Another mega protest, incorporating numerous opposition political parties, is planned for this week in Pretoria as opposition parties mount pressure for President Jacob Zuma to quit.

At a joint media briefing on Monday, senior officials of opposition parties including the Democratic Alliance, Economic Freedom Fighters, African Christian Democratic Party, United Democratic Movement (UDM), and the Inkhatha Freedom Party pledged to march to the Union Buildings on Wednesday, demanding an immediate Zuma ouster.

“President Zuma’s midnight Cabinet reshuffle started a domino effect, with the rand tanking, South Africa’s downgrading by two ratings agencies as well as the downgrading of some banks and Eskom. Junk status makes South Africa an unsafe investment destination and international banks will think twice before lending money to us,” said UDM leader Bantu Holomisa while addressing journalists on behalf of the political parties.

“Our credibility is shot and the knock-on effects in terms of the cost of living is going to hit out poor people the hardest.”

The opposition parties said Zuma can no longer deliver on his mandate.

“The influence of the Gupta family on our president, including several ministers, means President Zuma has been bought by the highest bidder, and that South Africa is being run from Saxonwold,” said Holomisa.

“From Wednesday onwards, the aforementioned political parties shall embark on a programme of periodic mass action to ensure that South Africans, and their country, are protected from the brutal hand of Mr Jacob Zuma. We now announce to all South Africans, Africa and the world that we have declared April 12 a ‘National Day of Action’.”

He said already there has been indications of civil society groups, including Save South Africa, who have vowed to join the National Day of Action protests.

“We extend our invitation to all South African citizens, other political parties, labour organisations, traditional and religious institutions and other interested parties to participate in all the other protest activities in the pipeline.
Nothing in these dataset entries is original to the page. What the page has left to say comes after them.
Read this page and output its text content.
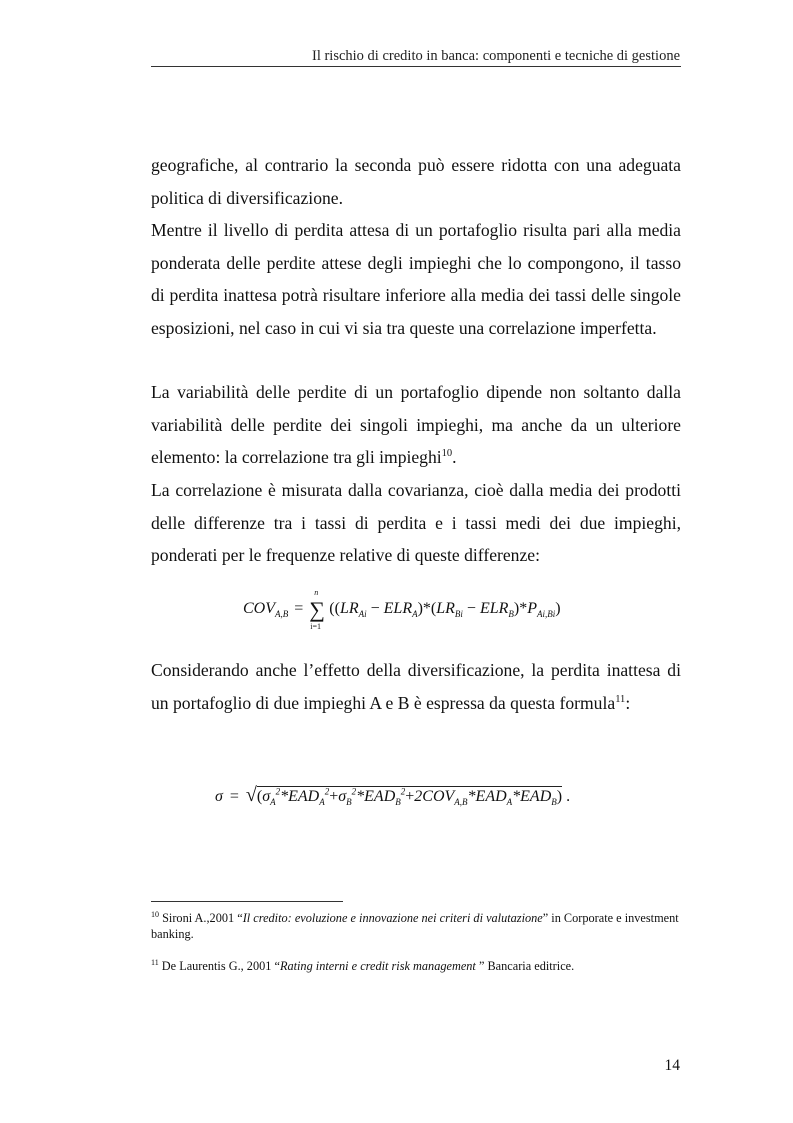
Il rischio di credito in banca: componenti e tecniche di gestione

geografiche, al contrario la seconda può essere ridotta con una adeguata politica di diversificazione.

Mentre il livello di perdita attesa di un portafoglio risulta pari alla media ponderata delle perdite attese degli impieghi che lo compongono, il tasso di perdita inattesa potrà risultare inferiore alla media dei tassi delle singole esposizioni, nel caso in cui vi sia tra queste una correlazione imperfetta.

La variabilità delle perdite di un portafoglio dipende non soltanto dalla variabilità delle perdite dei singoli impieghi, ma anche da un ulteriore elemento: la correlazione tra gli impieghi$^{10}$.

La correlazione è misurata dalla covarianza, cioè dalla media dei prodotti delle differenze tra i tassi di perdita e i tassi medi dei due impieghi, ponderati per le frequenze relative di queste differenze:

$COV_{A,B}$ =
n
∑
i=1
$((LR_{Ai} - ELR_A)*(LR_{Bi} - ELR_B)*P_{Ai,Bi})$

Considerando anche l’effetto della diversificazione, la perdita inattesa di un portafoglio di due impieghi A e B è espressa da questa formula$^{11}$:

$\sigma = √(\sigma_A^2*EAD_A^2+\sigma_B^2*EAD_B^2+2COV_{A,B}*EAD_A*EAD_B)$ .

$^{10}$ Sironi A.,2001 “Il credito: evoluzione e innovazione nei criteri di valutazione” in Corporate e investment banking.

$^{11}$ De Laurentis G., 2001 “Rating interni e credit risk management ” Bancaria editrice.

14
We also, and very specifically, extend an invitation to the ruling party, which claims to be the leader of society, to occasionally act with the people and for the people,” Holomisa said, reading out the press release.

“If they fail to hear the loud cries of South Africans to remove their junk president, the people must unite in dictating their own destiny and punish the African National Congress in the 2019 national and provincial elections.”
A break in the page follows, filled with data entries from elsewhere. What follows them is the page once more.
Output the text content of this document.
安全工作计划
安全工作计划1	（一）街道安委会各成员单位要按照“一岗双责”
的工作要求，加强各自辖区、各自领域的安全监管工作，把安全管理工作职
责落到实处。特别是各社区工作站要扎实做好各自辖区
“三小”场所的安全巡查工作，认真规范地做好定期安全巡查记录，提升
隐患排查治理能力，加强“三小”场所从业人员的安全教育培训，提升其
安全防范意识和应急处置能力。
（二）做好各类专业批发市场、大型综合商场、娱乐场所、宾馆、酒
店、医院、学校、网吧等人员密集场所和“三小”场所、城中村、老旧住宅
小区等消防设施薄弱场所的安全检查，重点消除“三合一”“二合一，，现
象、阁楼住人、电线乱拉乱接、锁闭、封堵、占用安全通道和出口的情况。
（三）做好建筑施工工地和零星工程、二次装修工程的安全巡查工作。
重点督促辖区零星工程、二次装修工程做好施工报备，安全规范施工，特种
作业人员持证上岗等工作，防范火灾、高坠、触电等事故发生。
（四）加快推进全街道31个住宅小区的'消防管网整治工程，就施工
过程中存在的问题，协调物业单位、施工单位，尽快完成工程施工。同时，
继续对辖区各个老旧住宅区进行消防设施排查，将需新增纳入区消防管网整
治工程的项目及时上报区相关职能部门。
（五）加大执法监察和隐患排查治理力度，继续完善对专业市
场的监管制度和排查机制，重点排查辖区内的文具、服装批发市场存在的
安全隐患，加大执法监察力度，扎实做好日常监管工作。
Other political parties – African Independent Congress, African People’s Convention, Agang SA – were also represented and will be taking part in the mass action.

Last week, numerous cities across South Africa were brought to a standstill as thousands of people participated in a strike organised by Save SA.

The Tshwane Metro Police Department said the march would take place between 9am and 4pm.

Spokesperson Senior Superintendent Isaac Mahamba said marchers would gather at Church Square in Pretoria and head for the Union Buildings.

He said Madiba, Edmond and Hamilton streets would be closed so buses could transport marchers. Other streets would also be affected by the march.

The Pan Africanist Congress of Azania (PAC) denied claims it had been invited to join the march but no reply had been received from them.

PAC national spokesperson Kenneth Mokgatlhe said the united political parties were economical with the truth because the PAC only learnt about the invitation through the media.

“This misinformation is very dangerous because it generates an impression that the PAC have already taken a sell-out position. It is disappointing to hear some politicians dragging the PAC name into the mud. The misinformation is unfortunate,” said Mokgatlhe.